Stefano della Bella als Zeichner

25. Oktober 2013 bis 26. Januar 2014
Kuppelsaal

Stefano della Bella (1610 – 1664)  Sechs Frauen als Allegorien der Wissenschaften
Stefano della Bella (1610 – 1664), Sechs Frauen als Allegorien der Wissenschaften (Vorzeichnung für das Thesenblatt mit Wappen der Medici), 1650er Jahre, Feder in Braun über schwarzem Stift, grau laviert, 184 x 144 mm, © Hamburger Kunsthalle / bpk, Photo: Christoph Irrgang

Stefano della Bella (1610-1664) zählt zu den wichtigsten italienischen Graphikern und Zeichnern des 17. Jahrhunderts. Während sein Radierwerk bereits mehrfach Gegenstand umfangreicher Retrospektiven gewesen ist, fand sein ebenso
qualitätvolles zeichnerisches Œuvre bislang keine vergleichbare Würdigung.
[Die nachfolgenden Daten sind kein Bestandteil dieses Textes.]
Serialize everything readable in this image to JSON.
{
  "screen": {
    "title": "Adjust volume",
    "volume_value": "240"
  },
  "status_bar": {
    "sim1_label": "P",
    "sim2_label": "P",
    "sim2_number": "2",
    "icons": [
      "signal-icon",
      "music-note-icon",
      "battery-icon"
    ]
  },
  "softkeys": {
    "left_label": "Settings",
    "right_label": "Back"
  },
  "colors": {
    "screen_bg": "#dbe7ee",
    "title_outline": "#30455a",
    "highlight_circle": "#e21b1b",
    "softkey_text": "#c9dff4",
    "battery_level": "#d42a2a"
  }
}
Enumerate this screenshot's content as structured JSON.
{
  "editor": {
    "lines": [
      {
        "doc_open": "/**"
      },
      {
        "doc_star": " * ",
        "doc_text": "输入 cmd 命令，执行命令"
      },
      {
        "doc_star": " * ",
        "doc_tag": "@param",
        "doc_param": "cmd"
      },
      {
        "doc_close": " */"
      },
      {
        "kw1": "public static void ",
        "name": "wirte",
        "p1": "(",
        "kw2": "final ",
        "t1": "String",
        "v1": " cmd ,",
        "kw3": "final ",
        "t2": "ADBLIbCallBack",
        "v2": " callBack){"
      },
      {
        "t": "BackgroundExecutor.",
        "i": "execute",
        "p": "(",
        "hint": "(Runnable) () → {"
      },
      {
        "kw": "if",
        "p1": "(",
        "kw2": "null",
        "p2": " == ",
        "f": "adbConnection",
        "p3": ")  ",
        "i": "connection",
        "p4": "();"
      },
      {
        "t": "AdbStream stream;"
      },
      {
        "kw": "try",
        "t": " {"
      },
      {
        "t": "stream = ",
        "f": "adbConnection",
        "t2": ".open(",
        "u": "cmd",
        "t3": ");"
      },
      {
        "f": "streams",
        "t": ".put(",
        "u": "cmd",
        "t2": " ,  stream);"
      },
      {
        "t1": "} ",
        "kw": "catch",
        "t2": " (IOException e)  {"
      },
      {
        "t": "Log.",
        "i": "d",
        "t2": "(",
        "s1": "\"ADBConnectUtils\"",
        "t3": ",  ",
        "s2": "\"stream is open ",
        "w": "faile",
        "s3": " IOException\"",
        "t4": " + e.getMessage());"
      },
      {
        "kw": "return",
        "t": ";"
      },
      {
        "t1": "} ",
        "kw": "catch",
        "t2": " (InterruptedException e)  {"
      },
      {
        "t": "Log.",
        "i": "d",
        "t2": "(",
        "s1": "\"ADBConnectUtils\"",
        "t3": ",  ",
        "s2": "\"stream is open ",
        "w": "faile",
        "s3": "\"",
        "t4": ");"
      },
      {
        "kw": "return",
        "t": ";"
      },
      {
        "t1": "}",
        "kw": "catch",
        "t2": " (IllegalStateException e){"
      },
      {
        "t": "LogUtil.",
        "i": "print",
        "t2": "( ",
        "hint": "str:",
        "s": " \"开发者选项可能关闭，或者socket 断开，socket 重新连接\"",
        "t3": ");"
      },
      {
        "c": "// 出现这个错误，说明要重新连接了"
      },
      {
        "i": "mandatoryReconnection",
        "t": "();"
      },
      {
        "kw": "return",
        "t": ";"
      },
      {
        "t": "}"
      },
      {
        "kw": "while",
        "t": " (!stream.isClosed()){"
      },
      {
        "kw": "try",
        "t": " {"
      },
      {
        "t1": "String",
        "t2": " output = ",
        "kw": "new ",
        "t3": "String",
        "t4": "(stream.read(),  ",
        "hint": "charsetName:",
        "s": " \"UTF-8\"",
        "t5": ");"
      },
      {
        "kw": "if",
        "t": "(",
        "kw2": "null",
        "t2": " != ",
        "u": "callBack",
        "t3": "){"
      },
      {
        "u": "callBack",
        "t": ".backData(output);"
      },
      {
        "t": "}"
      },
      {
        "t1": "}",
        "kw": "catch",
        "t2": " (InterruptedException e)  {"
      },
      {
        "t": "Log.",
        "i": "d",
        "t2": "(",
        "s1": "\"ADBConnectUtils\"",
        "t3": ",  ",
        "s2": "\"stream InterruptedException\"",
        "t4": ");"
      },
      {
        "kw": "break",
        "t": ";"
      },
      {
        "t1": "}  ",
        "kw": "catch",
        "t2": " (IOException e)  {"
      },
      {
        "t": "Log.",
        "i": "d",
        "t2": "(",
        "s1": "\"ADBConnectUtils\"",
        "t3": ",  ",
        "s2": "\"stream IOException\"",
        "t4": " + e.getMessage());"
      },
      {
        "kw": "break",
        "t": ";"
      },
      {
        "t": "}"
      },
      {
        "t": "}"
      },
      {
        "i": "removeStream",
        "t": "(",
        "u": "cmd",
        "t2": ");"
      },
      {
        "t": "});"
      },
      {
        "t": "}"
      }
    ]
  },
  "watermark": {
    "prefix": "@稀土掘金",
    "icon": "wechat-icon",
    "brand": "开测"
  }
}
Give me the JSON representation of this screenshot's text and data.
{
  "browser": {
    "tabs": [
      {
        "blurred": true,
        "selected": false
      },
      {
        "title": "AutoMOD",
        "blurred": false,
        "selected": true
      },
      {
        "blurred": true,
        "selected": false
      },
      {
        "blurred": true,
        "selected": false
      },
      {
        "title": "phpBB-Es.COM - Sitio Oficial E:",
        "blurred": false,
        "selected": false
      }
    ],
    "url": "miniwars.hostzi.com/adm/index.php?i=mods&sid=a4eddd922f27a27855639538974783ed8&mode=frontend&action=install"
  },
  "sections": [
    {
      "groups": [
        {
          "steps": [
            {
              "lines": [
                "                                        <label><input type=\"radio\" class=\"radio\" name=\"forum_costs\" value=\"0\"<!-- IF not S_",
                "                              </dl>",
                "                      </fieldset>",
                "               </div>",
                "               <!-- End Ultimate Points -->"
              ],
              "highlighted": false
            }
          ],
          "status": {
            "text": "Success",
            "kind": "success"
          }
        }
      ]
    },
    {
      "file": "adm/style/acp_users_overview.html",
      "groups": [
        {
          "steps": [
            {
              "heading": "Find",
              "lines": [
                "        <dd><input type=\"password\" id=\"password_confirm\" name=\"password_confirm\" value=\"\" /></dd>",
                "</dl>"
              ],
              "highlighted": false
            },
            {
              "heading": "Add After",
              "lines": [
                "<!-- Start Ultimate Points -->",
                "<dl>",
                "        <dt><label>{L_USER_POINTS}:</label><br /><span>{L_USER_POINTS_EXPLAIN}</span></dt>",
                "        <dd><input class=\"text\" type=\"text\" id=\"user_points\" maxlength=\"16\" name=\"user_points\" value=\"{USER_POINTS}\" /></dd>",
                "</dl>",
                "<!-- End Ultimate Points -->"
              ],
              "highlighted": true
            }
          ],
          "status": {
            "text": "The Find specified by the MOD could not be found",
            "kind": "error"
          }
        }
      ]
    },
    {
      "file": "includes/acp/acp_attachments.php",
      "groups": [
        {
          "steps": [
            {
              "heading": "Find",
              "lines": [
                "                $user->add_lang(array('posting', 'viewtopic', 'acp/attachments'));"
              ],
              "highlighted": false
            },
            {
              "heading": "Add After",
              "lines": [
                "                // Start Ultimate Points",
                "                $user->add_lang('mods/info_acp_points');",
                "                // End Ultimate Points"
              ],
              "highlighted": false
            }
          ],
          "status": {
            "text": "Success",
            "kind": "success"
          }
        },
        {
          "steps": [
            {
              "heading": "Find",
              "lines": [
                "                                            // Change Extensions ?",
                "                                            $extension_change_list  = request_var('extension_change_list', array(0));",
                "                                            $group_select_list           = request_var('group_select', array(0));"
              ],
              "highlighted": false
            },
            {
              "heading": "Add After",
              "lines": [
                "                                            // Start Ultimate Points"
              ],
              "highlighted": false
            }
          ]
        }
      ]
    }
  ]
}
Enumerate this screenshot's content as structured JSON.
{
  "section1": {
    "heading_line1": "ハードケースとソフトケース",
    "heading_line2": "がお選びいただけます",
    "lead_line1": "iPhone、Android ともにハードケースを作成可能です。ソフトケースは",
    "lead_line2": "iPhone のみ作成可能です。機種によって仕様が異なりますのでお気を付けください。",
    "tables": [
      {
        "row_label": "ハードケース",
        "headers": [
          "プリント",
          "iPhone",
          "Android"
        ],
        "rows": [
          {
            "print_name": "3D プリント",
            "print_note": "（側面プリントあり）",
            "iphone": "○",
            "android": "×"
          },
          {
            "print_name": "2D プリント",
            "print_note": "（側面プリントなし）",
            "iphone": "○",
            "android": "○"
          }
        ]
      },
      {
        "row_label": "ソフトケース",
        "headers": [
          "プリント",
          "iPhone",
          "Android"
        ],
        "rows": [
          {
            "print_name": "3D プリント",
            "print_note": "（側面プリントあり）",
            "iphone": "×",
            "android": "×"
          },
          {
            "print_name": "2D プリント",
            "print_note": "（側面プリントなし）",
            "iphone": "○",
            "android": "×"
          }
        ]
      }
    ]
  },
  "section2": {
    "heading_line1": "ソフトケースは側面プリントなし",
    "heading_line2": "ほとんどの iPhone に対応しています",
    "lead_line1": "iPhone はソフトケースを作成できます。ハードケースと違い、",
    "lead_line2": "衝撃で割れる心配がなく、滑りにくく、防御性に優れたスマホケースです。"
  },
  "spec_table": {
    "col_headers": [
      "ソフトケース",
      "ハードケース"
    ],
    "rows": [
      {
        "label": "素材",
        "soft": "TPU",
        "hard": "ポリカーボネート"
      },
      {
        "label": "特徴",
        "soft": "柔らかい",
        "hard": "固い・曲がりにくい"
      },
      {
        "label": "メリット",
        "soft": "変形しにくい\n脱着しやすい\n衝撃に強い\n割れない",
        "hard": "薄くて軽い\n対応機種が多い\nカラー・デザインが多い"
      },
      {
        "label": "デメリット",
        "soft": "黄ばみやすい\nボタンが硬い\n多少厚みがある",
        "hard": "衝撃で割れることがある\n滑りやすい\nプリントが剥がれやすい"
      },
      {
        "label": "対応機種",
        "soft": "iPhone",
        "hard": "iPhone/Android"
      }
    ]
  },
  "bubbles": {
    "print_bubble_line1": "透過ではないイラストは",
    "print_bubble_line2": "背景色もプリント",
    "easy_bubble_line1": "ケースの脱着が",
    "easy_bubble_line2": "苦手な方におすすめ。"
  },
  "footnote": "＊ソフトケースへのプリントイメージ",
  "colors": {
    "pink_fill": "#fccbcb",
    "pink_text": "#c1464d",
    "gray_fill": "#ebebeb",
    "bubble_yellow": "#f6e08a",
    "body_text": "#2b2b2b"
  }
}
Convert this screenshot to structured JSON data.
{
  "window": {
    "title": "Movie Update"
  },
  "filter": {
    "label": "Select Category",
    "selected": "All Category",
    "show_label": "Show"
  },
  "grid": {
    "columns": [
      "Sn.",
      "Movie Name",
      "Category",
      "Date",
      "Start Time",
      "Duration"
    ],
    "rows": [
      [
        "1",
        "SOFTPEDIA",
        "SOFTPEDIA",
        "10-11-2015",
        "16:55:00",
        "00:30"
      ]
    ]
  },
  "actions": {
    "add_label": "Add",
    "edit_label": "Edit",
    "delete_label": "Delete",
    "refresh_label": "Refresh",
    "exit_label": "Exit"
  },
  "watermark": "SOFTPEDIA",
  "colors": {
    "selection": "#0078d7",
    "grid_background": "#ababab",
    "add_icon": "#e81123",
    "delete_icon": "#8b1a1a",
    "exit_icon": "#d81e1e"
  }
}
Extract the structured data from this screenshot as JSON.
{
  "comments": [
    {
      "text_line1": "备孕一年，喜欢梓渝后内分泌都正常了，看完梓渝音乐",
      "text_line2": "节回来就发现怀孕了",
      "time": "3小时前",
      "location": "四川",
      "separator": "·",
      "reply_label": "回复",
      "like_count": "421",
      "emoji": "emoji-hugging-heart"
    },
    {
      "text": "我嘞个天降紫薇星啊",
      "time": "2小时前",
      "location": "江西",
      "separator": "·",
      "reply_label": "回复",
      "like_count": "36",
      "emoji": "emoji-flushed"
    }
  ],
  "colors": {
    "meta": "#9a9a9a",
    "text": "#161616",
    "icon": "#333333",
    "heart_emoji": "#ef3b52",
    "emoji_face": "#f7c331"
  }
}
Die Ausstellung „Von der Schönheit der Linie" der Hamburger Kunsthalle stellt den Florentiner Zeichner mit gut 100 hochrangigen Werken aus bedeutenden europäischen Sammlungen in all seinen Facetten vor.

Aus della Bellas Biographie sind nur wenige Eckpfeiler bekannt. Lebensstationen in Florenz, Rom und Paris sowie namhafte Auftraggeber wie die Medici und die französischen Könige lassen lediglich erahnen, welche Bedeutung er zu Lebzeiten hatte. Umso mehr erzählt uns sein Werk: Stefano della Bella war wie kaum ein anderer ein wacher Beobachter seiner Zeit. Sein außerordentlich breites Themenspektrum reicht von bedeutenden politischen Ereignissen und den bahnbrechenden Entdeckungen Galileis bis hin zu Theater-Kostümen sowie verblüffenden Entwürfen für Trinkgefäße und Ornamente. Besonders einfühlsam aber widmete sich der Künstler den Menschen in ihrer Alltagswelt.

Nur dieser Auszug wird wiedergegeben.